The biggest increases were clustered in the Midwest and South, regions that already had some of the nation’s highest levels of seriously underwater mortgages. The largest quarterly increases were in Wyoming (share of mortgaged homes that were seriously underwater up from 5.9% in the third quarter of 2023 to 8.8% in the fourth quarter of 2023), Missouri (up from 3.9% to 5.6%), Oklahoma (up from 4.6% to 5.5%), North Dakota (up from 4.6% to 5.2%) and Illinois (up from 4.4% to 5.1%).

On the flip side, states where the percentage of seriously underwater homes decreased the most from the third to the fourth quarter of last year were Idaho (down from 2.7% to 2.3%), California (down from 1.6% to 1.3%), West Virginia (down from 4.6% to 4.4%), Texas (down from 2.% to 2.2 %) and Vermont (down from 0.9% to 0.7%).

Among 107 metropolitan statistical areas around the nation with a population of at least 500,000, the West and South again dominated the list of places with the highest portion of mortgaged properties that were equity-rich.

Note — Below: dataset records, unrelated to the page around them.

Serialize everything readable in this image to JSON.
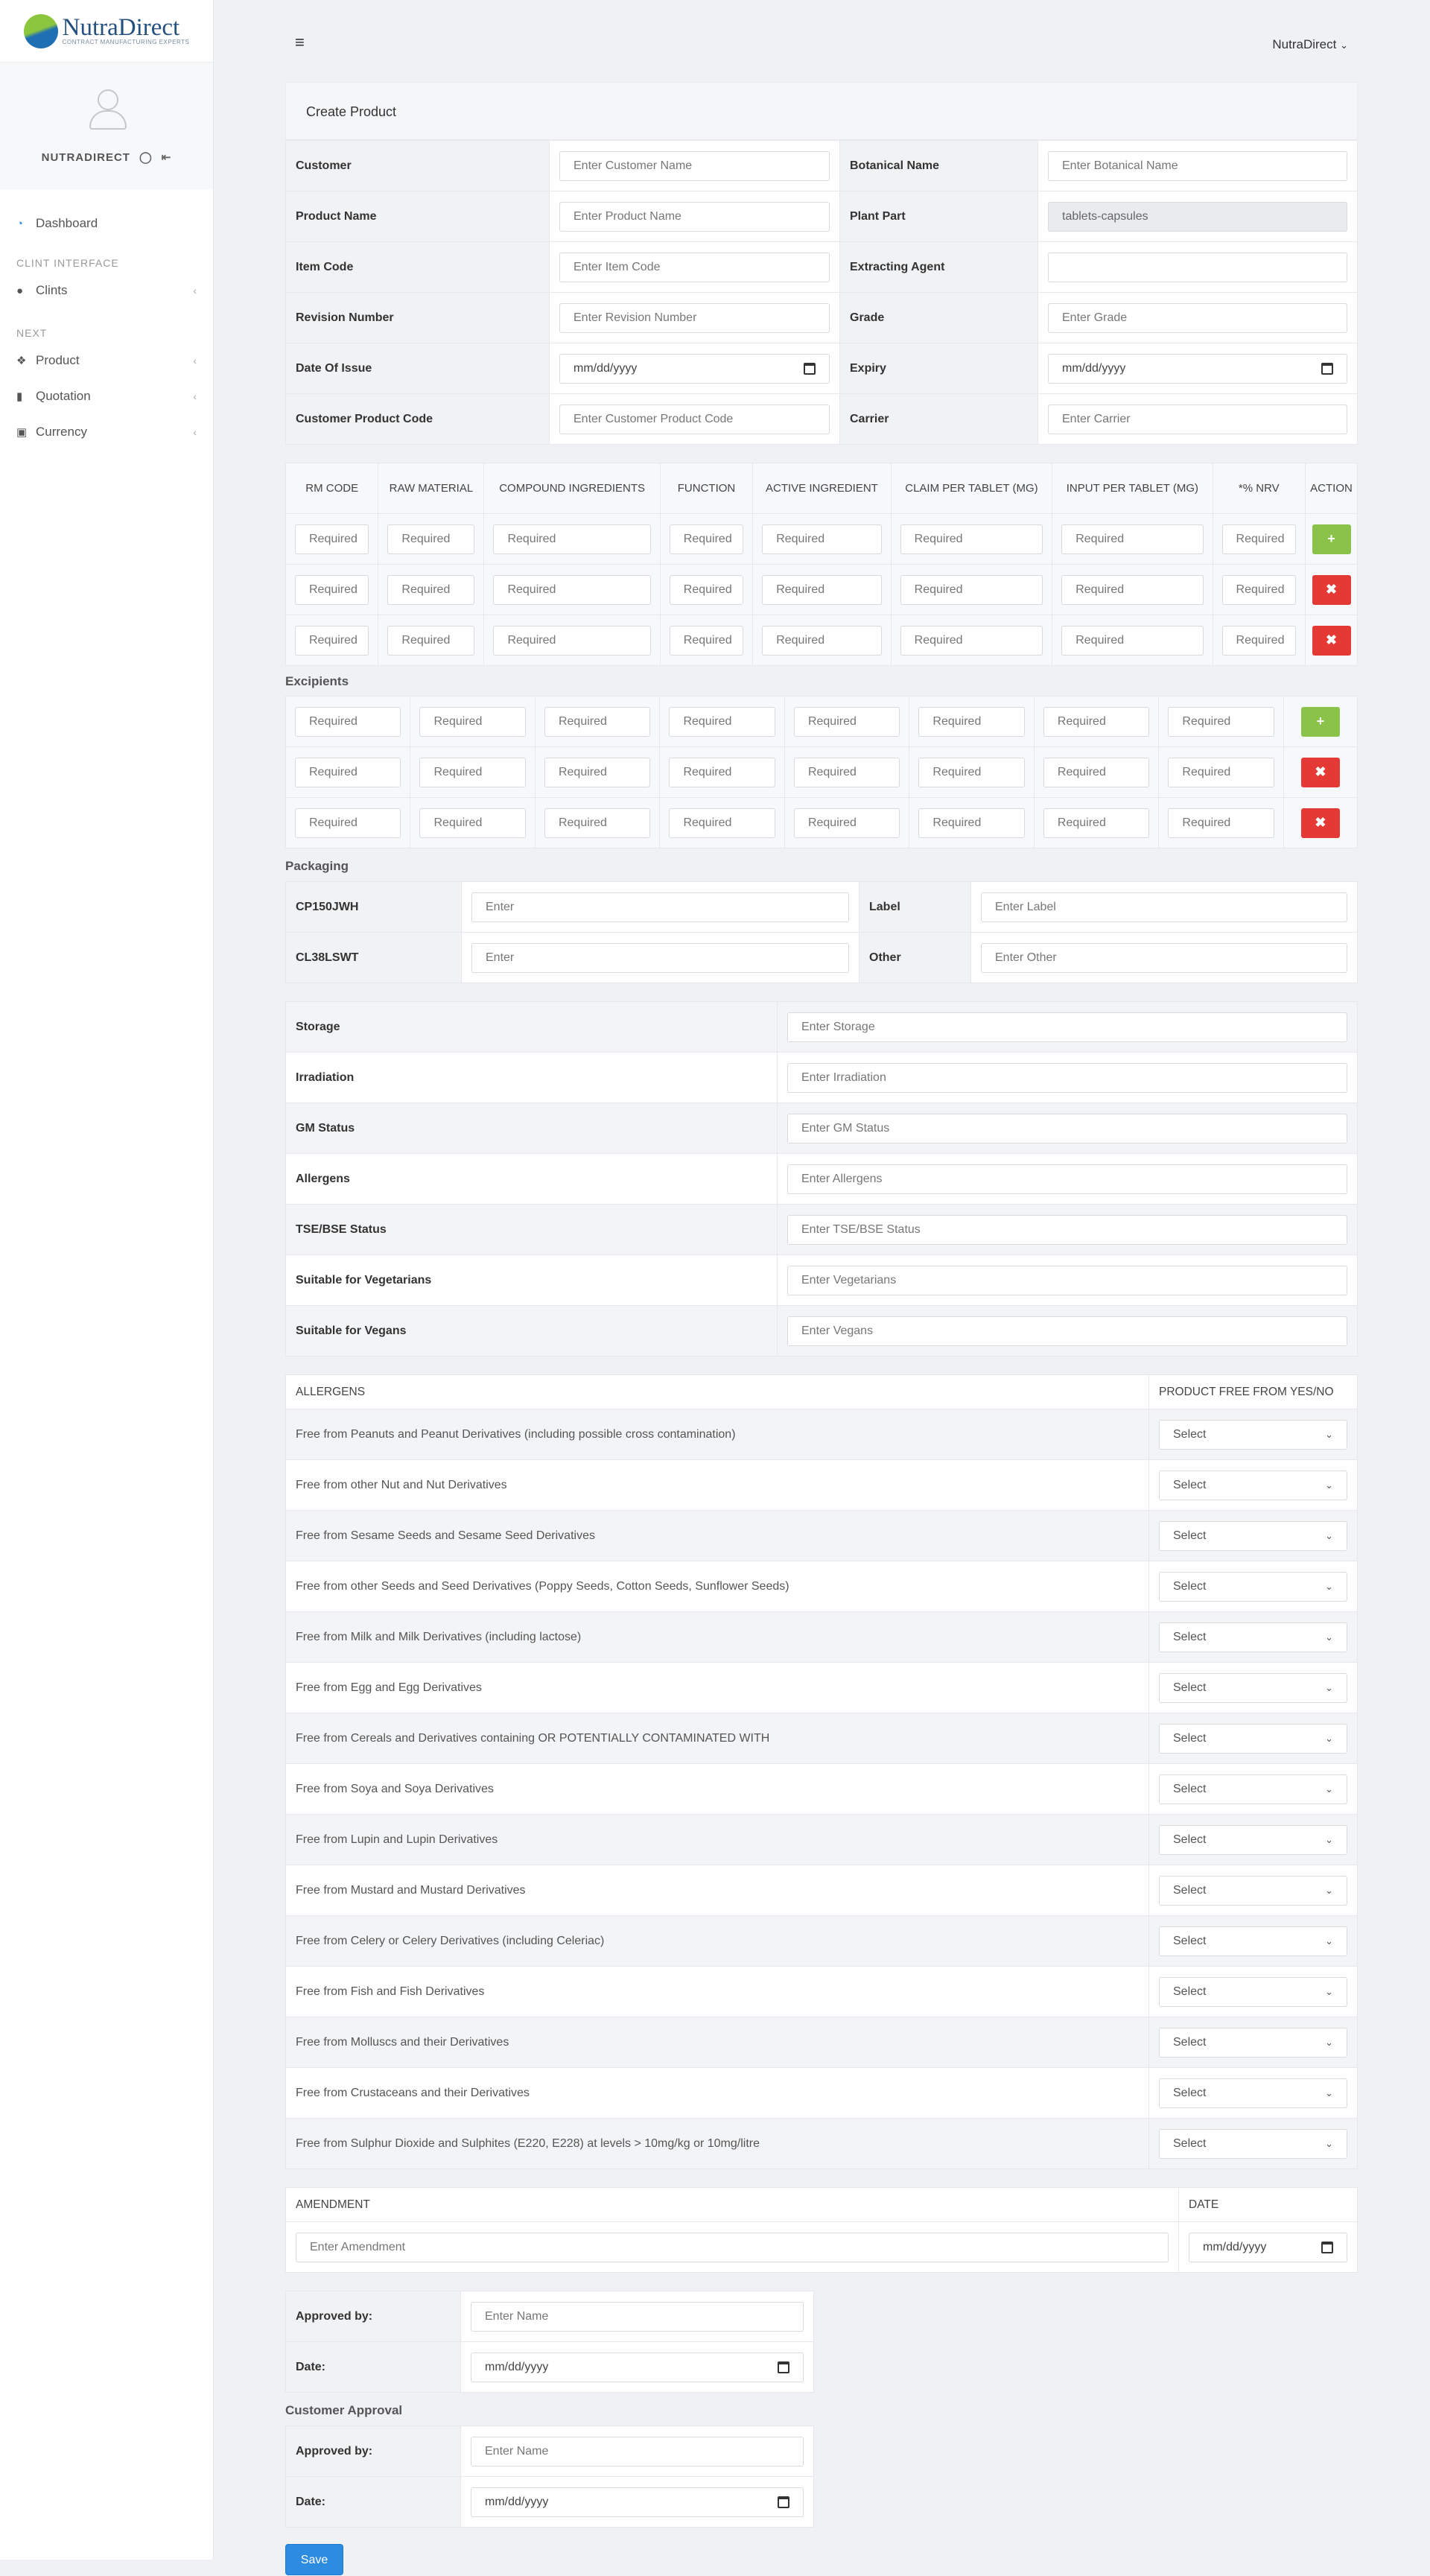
{
  "sidebar": {
    "brand": "NutraDirect",
    "tagline": "CONTRACT MANUFACTURING EXPERTS",
    "user": "NUTRADIRECT",
    "dashboard": "Dashboard",
    "section1": "CLINT INTERFACE",
    "clints": "Clints",
    "section2": "NEXT",
    "product": "Product",
    "quotation": "Quotation",
    "currency": "Currency"
  },
  "topbar": {
    "user": "NutraDirect"
  },
  "form": {
    "title": "Create Product",
    "rows": [
      {
        "l1": "Customer",
        "p1": "Enter Customer Name",
        "l2": "Botanical Name",
        "p2": "Enter Botanical Name"
      },
      {
        "l1": "Product Name",
        "p1": "Enter Product Name",
        "l2": "Plant Part",
        "p2": "tablets-capsules"
      },
      {
        "l1": "Item Code",
        "p1": "Enter Item Code",
        "l2": "Extracting Agent",
        "p2": ""
      },
      {
        "l1": "Revision Number",
        "p1": "Enter Revision Number",
        "l2": "Grade",
        "p2": "Enter Grade"
      },
      {
        "l1": "Date Of Issue",
        "p1": "mm/dd/yyyy",
        "l2": "Expiry",
        "p2": "mm/dd/yyyy"
      },
      {
        "l1": "Customer Product Code",
        "p1": "Enter Customer Product Code",
        "l2": "Carrier",
        "p2": "Enter Carrier"
      }
    ]
  },
  "grid": {
    "headers": [
      "RM CODE",
      "RAW MATERIAL",
      "COMPOUND INGREDIENTS",
      "FUNCTION",
      "ACTIVE INGREDIENT",
      "CLAIM PER TABLET (MG)",
      "INPUT PER TABLET (MG)",
      "*% NRV",
      "ACTION"
    ],
    "placeholder": "Required",
    "add": "+",
    "del": "✖"
  },
  "excipients_title": "Excipients",
  "packaging": {
    "title": "Packaging",
    "rows": [
      {
        "l1": "CP150JWH",
        "p1": "Enter",
        "l2": "Label",
        "p2": "Enter Label"
      },
      {
        "l1": "CL38LSWT",
        "p1": "Enter",
        "l2": "Other",
        "p2": "Enter Other"
      }
    ]
  },
  "props": [
    {
      "l": "Storage",
      "p": "Enter Storage"
    },
    {
      "l": "Irradiation",
      "p": "Enter Irradiation"
    },
    {
      "l": "GM Status",
      "p": "Enter GM Status"
    },
    {
      "l": "Allergens",
      "p": "Enter Allergens"
    },
    {
      "l": "TSE/BSE Status",
      "p": "Enter TSE/BSE Status"
    },
    {
      "l": "Suitable for Vegetarians",
      "p": "Enter Vegetarians"
    },
    {
      "l": "Suitable for Vegans",
      "p": "Enter Vegans"
    }
  ],
  "allergens": {
    "h1": "ALLERGENS",
    "h2": "PRODUCT FREE FROM YES/NO",
    "select": "Select",
    "items": [
      "Free from Peanuts and Peanut Derivatives (including possible cross contamination)",
      "Free from other Nut and Nut Derivatives",
      "Free from Sesame Seeds and Sesame Seed Derivatives",
      "Free from other Seeds and Seed Derivatives (Poppy Seeds, Cotton Seeds, Sunflower Seeds)",
      "Free from Milk and Milk Derivatives (including lactose)",
      "Free from Egg and Egg Derivatives",
      "Free from Cereals and Derivatives containing OR POTENTIALLY CONTAMINATED WITH",
      "Free from Soya and Soya Derivatives",
      "Free from Lupin and Lupin Derivatives",
      "Free from Mustard and Mustard Derivatives",
      "Free from Celery or Celery Derivatives (including Celeriac)",
      "Free from Fish and Fish Derivatives",
      "Free from Molluscs and their Derivatives",
      "Free from Crustaceans and their Derivatives",
      "Free from Sulphur Dioxide and Sulphites (E220, E228) at levels > 10mg/kg or 10mg/litre"
    ]
  },
  "amendment": {
    "h1": "AMENDMENT",
    "h2": "DATE",
    "p1": "Enter Amendment",
    "p2": "mm/dd/yyyy"
  },
  "approval": {
    "approved": "Approved by:",
    "date": "Date:",
    "name_ph": "Enter Name",
    "date_ph": "mm/dd/yyyy"
  },
  "customer_approval": {
    "title": "Customer Approval",
    "approved": "Approved by:",
    "date": "Date:",
    "name_ph": "Enter Name",
    "date_ph": "mm/dd/yyyy"
  },
  "save": "Save"
}
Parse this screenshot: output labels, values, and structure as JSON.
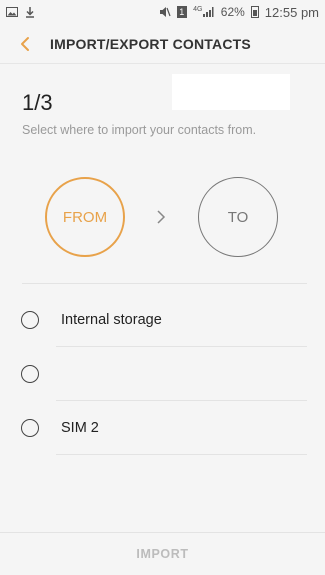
{
  "status_bar": {
    "battery_percent": "62%",
    "time": "12:55 pm",
    "sim_badge": "1",
    "network_type": "4G"
  },
  "header": {
    "title": "IMPORT/EXPORT CONTACTS"
  },
  "wizard": {
    "step": "1/3",
    "instruction": "Select where to import your contacts from.",
    "from_label": "FROM",
    "to_label": "TO"
  },
  "options": [
    {
      "label": "Internal storage"
    },
    {
      "label": ""
    },
    {
      "label": "SIM 2"
    }
  ],
  "footer": {
    "import_label": "IMPORT"
  },
  "colors": {
    "accent": "#e8a24a",
    "text_primary": "#222222",
    "text_secondary": "#9a9a9a",
    "disabled": "#bcbcbc"
  }
}
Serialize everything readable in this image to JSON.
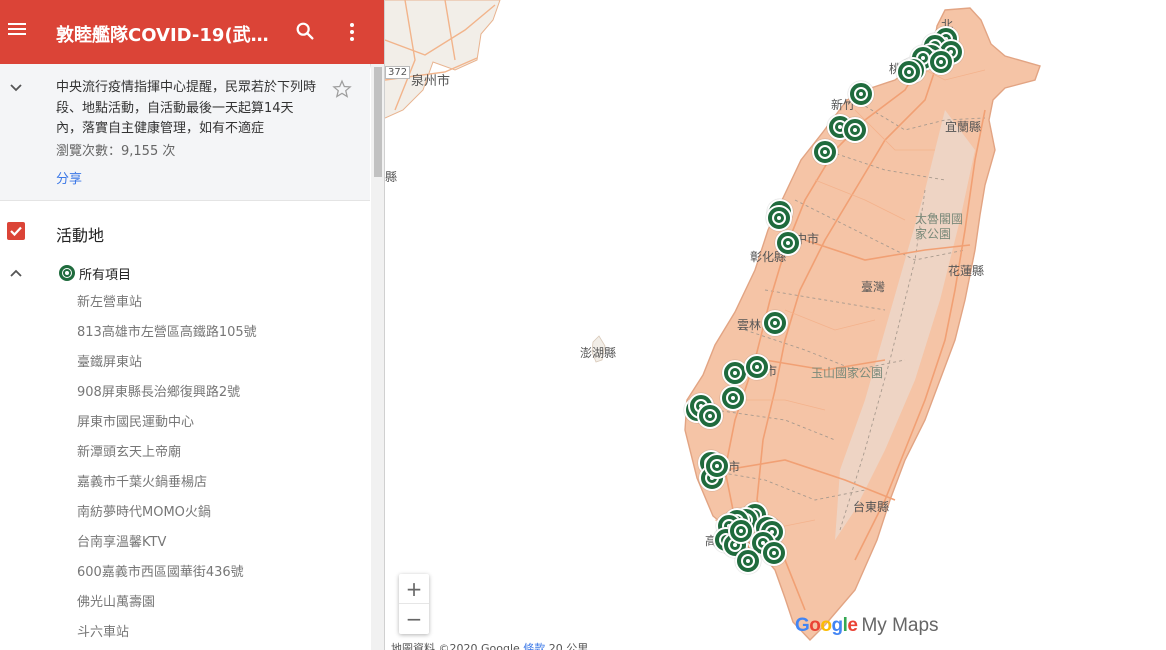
{
  "header": {
    "title": "敦睦艦隊COVID-19(武…",
    "color": "#db4437"
  },
  "info": {
    "description": "中央流行疫情指揮中心提醒，民眾若於下列時段、地點活動，自活動最後一天起算14天內，落實自主健康管理，如有不適症",
    "views": "瀏覽次數：9,155 次",
    "share": "分享"
  },
  "layer": {
    "title": "活動地",
    "checked": true,
    "group_label": "所有項目",
    "items": [
      "新左營車站",
      "813高雄市左營區高鐵路105號",
      "臺鐵屏東站",
      "908屏東縣長治鄉復興路2號",
      "屏東市國民運動中心",
      "新潭頭玄天上帝廟",
      "嘉義市千葉火鍋垂楊店",
      "南紡夢時代MOMO火鍋",
      "台南享溫馨KTV",
      "600嘉義市西區國華街436號",
      "佛光山萬壽園",
      "斗六車站"
    ]
  },
  "map": {
    "labels": {
      "north": "北",
      "taoyuan": "桃",
      "hsinchu": "新竹",
      "yilan": "宜蘭縣",
      "taroko": "太魯閣國家公園",
      "taichung": "中市",
      "changhua": "彰化縣",
      "hualien": "花蓮縣",
      "nantou": "臺灣",
      "yunlin": "雲林",
      "penghu": "澎湖縣",
      "yushan": "玉山國家公園",
      "chiayi": "市",
      "tainan": "台南市",
      "taitung": "台東縣",
      "kaohsiung": "高",
      "quanzhou": "泉州市",
      "county_left": "縣",
      "road": "372"
    },
    "zoom_in": "+",
    "zoom_out": "−",
    "brand_google": "Google",
    "brand_mymaps": "My Maps",
    "attribution": "地圖資料 ©2020 Google",
    "terms": "條款",
    "scale": "20 公里"
  }
}
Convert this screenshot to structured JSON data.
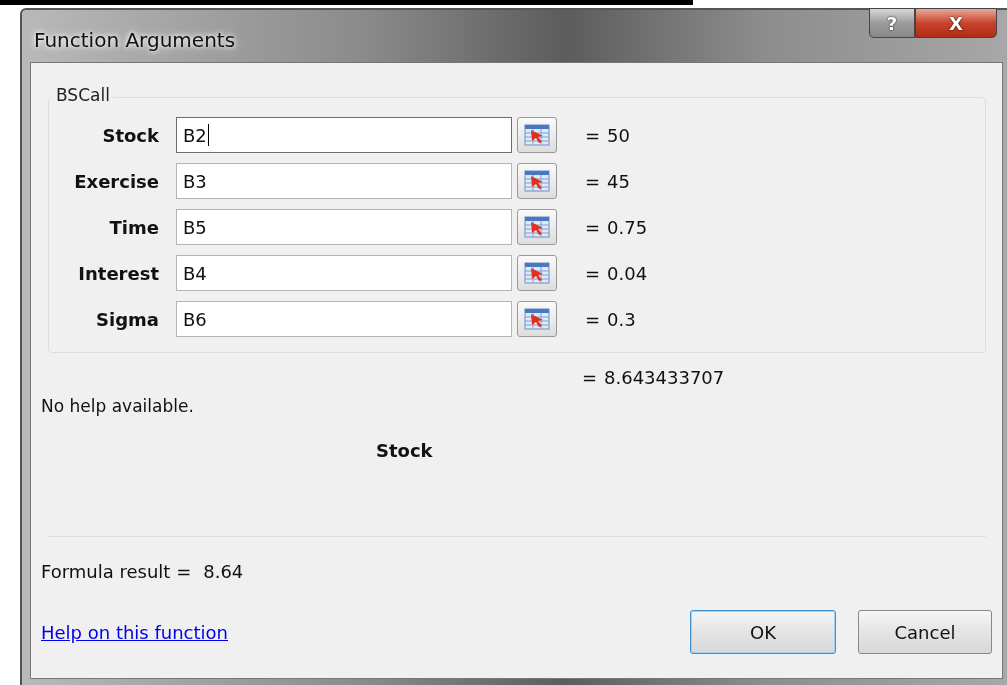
{
  "window": {
    "title": "Function Arguments",
    "buttons": [
      "?",
      "X"
    ]
  },
  "function_name": "BSCall",
  "arguments": [
    {
      "label": "Stock",
      "value": "B2",
      "result": "50",
      "focused": true
    },
    {
      "label": "Exercise",
      "value": "B3",
      "result": "45",
      "focused": false
    },
    {
      "label": "Time",
      "value": "B5",
      "result": "0.75",
      "focused": false
    },
    {
      "label": "Interest",
      "value": "B4",
      "result": "0.04",
      "focused": false
    },
    {
      "label": "Sigma",
      "value": "B6",
      "result": "0.3",
      "focused": false
    }
  ],
  "equals": "=",
  "function_result": "8.643433707",
  "description": "No help available.",
  "argument_help": "Stock",
  "formula_result": {
    "label": "Formula result =",
    "value": "8.64"
  },
  "help_link": "Help on this function",
  "buttons": [
    {
      "label": "OK",
      "default": true
    },
    {
      "label": "Cancel",
      "default": false
    }
  ]
}
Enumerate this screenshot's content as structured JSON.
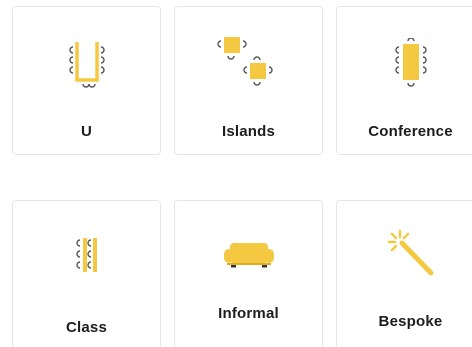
{
  "layouts": [
    {
      "id": "u",
      "label": "U",
      "icon": "u-shape-table-icon"
    },
    {
      "id": "islands",
      "label": "Islands",
      "icon": "islands-tables-icon"
    },
    {
      "id": "conference",
      "label": "Conference",
      "icon": "conference-table-icon"
    },
    {
      "id": "class",
      "label": "Class",
      "icon": "classroom-rows-icon"
    },
    {
      "id": "informal",
      "label": "Informal",
      "icon": "sofa-icon"
    },
    {
      "id": "bespoke",
      "label": "Bespoke",
      "icon": "magic-wand-icon"
    }
  ],
  "colors": {
    "accent": "#f5c842",
    "accent_dark": "#e0ae1f",
    "chair": "#555555",
    "border": "#e6e6e6",
    "text": "#1d1d1d"
  }
}
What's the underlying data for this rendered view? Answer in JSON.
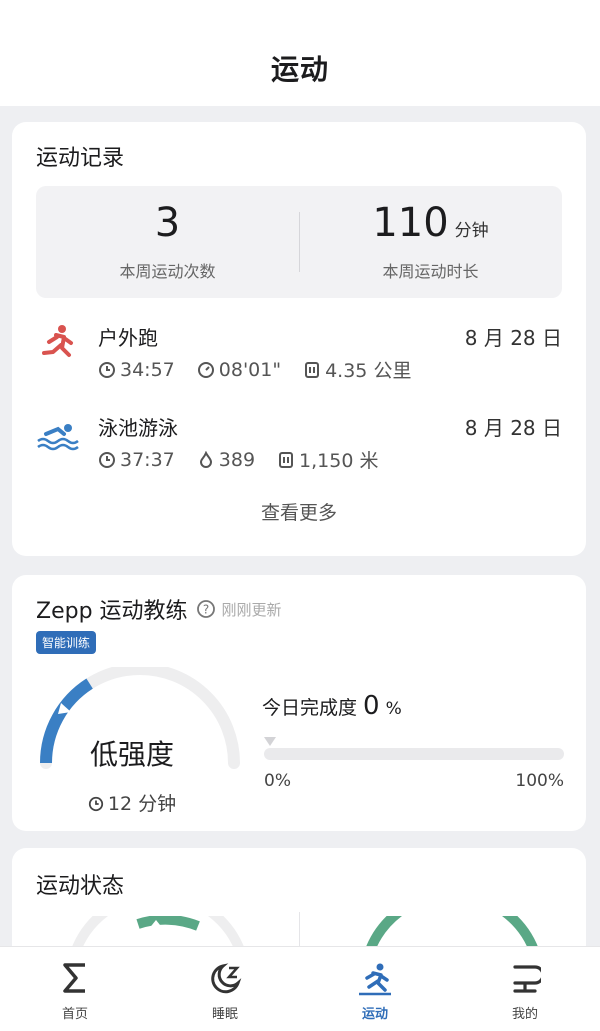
{
  "header": {
    "title": "运动"
  },
  "records": {
    "title": "运动记录",
    "summary": {
      "count_value": "3",
      "count_label": "本周运动次数",
      "duration_value": "110",
      "duration_unit": "分钟",
      "duration_label": "本周运动时长"
    },
    "items": [
      {
        "name": "户外跑",
        "date": "8 月 28 日",
        "icon": "running-icon",
        "stats": [
          "34:57",
          "08'01\"",
          "4.35 公里"
        ]
      },
      {
        "name": "泳池游泳",
        "date": "8 月 28 日",
        "icon": "swimming-icon",
        "stats": [
          "37:37",
          "389",
          "1,150 米"
        ]
      }
    ],
    "more_label": "查看更多"
  },
  "coach": {
    "title": "Zepp 运动教练",
    "updated": "刚刚更新",
    "tag": "智能训练",
    "intensity": "低强度",
    "time": "12 分钟",
    "progress_title": "今日完成度",
    "progress_value": "0",
    "progress_unit": "%",
    "progress_fraction": 0,
    "progress_min": "0%",
    "progress_max": "100%",
    "accent": "#3a7fc4"
  },
  "status": {
    "title": "运动状态",
    "accent": "#5aa886"
  },
  "tabs": [
    {
      "label": "首页",
      "icon": "sigma-icon"
    },
    {
      "label": "睡眠",
      "icon": "sleep-icon"
    },
    {
      "label": "运动",
      "icon": "workout-icon",
      "active": true
    },
    {
      "label": "我的",
      "icon": "profile-icon"
    }
  ]
}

All but four of the top 25 metros were in those regions during the fourth quarter of 2023, led by San Jose, CA (69.1% equity-rich); San Diego, CA (63.7%); Portland, ME (63.6%); Los Angeles, CA (63.5%) and San Francisco, CA (61.8.%). The leader in the South region was Miami, FL (61.8%) while the top metro in the Midwest continued to be Grand Rapids, MI (51.7%).

The 15 metro areas with the lowest percentages of equity-rich properties in the fourth quarter of 2023 were in the Midwest or South. The smallest levels were in Baton Rouge, LA (13.8% of mortgaged homes were equity-rich); Little Rock, AR (26.1%); New Orleans, LA (26.2%); Des Moines, IA (26.9%) and Virginia Beach, VA (27.6%).

The portion of mortgaged homes considered equity rich declined from the third quarter of 2023 to the fourth quarter of 2023 in 80 of the 107 metro areas with sufficient data (75%) while the portion decreased from the fourth quarter of 2022 to the same period of 2023 in 67%.

At least half of all mortgaged properties considered equity-rich in nearly 40% of zip codes.

Among 9,081 U.S. zip codes that had at least 2,000 residential properties with mortgages in the fourth quarter of 2023, there were 3,412 (38%) where at least half the mortgaged properties were equity-rich.

Thirty-four of the top 50 zip codes were in California, Florida and Massachusetts. The largest shares were in zip codes 34102 in Naples, FL (86.8% of mortgaged properties were equity-rich); 83340 in Ketchum, ID (86.4%); 02539 in Edgartown, MA (85.1%); 94024 in Los Altos, CA (84.4%) and 92657 in Newport Coast, CA (84.4%).